The Mets have outscored the Rockies, 23-5, in two games this series. The loss was Colorado's seventh in 11 games this month and 15th in its last 20 games overall. The Rockies' lead in the National League wild-card race fell to 5 1/2 games over the Cubs.
MOMENTS THAT MATTERED Lugo launches one: Lugo ambushed a fastball from Rusin in the third, lining it into the party deck in left-center field to give the Mets an 8-0 lead. Lugo's ability in the batter's box had stayed under the radar on a team with three of the better-hitting pitchers in baseball in Noah Syndergaard, Jacob deGrom and Steven Matz. But the second-year righty can swing it. He now owns a .222 average and four extra-base hits in 32 career plate appearances.
"I was about to go on deck, and Six (Mets assistant hitting coach Pat Roessler, who wears No. 6) said "let it eat" on that pitch. I said, 'All right, I'll let it eat,'" Lugo said. "I don't even hit home runs in batting practice."

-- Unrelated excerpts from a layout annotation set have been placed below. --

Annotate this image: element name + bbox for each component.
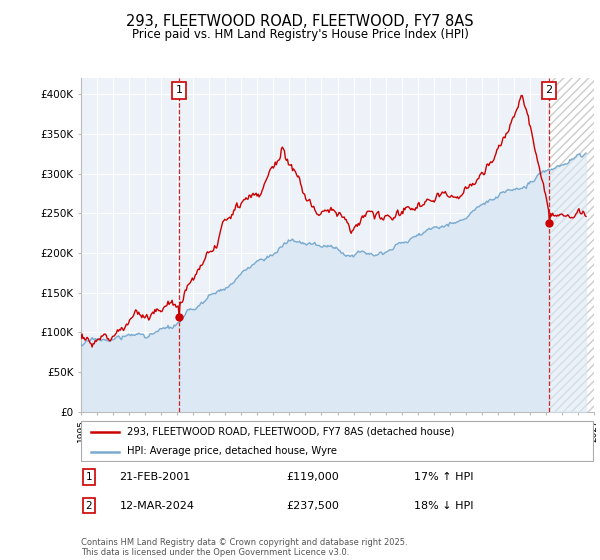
Text: 293, FLEETWOOD ROAD, FLEETWOOD, FY7 8AS (detached house): 293, FLEETWOOD ROAD, FLEETWOOD, FY7 8AS … bbox=[127, 427, 455, 437]
Text: £237,500: £237,500 bbox=[286, 501, 339, 511]
Text: 293, FLEETWOOD ROAD, FLEETWOOD, FY7 8AS: 293, FLEETWOOD ROAD, FLEETWOOD, FY7 8AS bbox=[126, 14, 474, 29]
Text: 21-FEB-2001: 21-FEB-2001 bbox=[119, 472, 191, 482]
Text: 2: 2 bbox=[85, 501, 92, 511]
Text: Price paid vs. HM Land Registry's House Price Index (HPI): Price paid vs. HM Land Registry's House … bbox=[131, 28, 469, 41]
Text: 17% ↑ HPI: 17% ↑ HPI bbox=[415, 472, 474, 482]
Text: 12-MAR-2024: 12-MAR-2024 bbox=[119, 501, 194, 511]
Text: 18% ↓ HPI: 18% ↓ HPI bbox=[415, 501, 474, 511]
Text: Contains HM Land Registry data © Crown copyright and database right 2025.
This d: Contains HM Land Registry data © Crown c… bbox=[81, 538, 407, 557]
Text: 1: 1 bbox=[85, 472, 92, 482]
Text: 1: 1 bbox=[176, 85, 183, 95]
Text: 2: 2 bbox=[545, 85, 553, 95]
Text: £119,000: £119,000 bbox=[286, 472, 339, 482]
Text: HPI: Average price, detached house, Wyre: HPI: Average price, detached house, Wyre bbox=[127, 446, 337, 456]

Cespedes leaves: After battling nagging hamstring issues for the better part of two months, Cespedes declared himself fully healthy prior to Saturday's game, hours before departing with the training staff in tow. The hip tweak is unrelated to the past injuries, but still fits a disconcerting pattern the Mets know they must keep an eye on.
"I have a little discomfort in my hip, but the doctor said there is nothing serious going on," Cespedes said. "I think I could have definitely kept on playing. Because of the score of the game, we decided to play it safe."
SOUND SMART WITH YOUR FRIENDS
The Mets didn't have a pitcher homer for nearly three years from 2012-15. Since '15, they have eight home runs from pitchers, the second most in baseball.
WHAT'S NEXT Rockies: Right-hander Jeff Hoffman (5-1, 4.15 ERA), who grew up two hours away in Latham, N.Y., starts for the Rockies in Sunday's series finale, with first pitch set for 11:10 a.m. MT.
Mets: Left-hander Matz (2-2, 3.05) takes the ball as the Mets eye a sweep. Matz, who grew up on Long Island, will pair with Hoffman in a battle between New York-born hurlers set for 1:10 p.m. ET.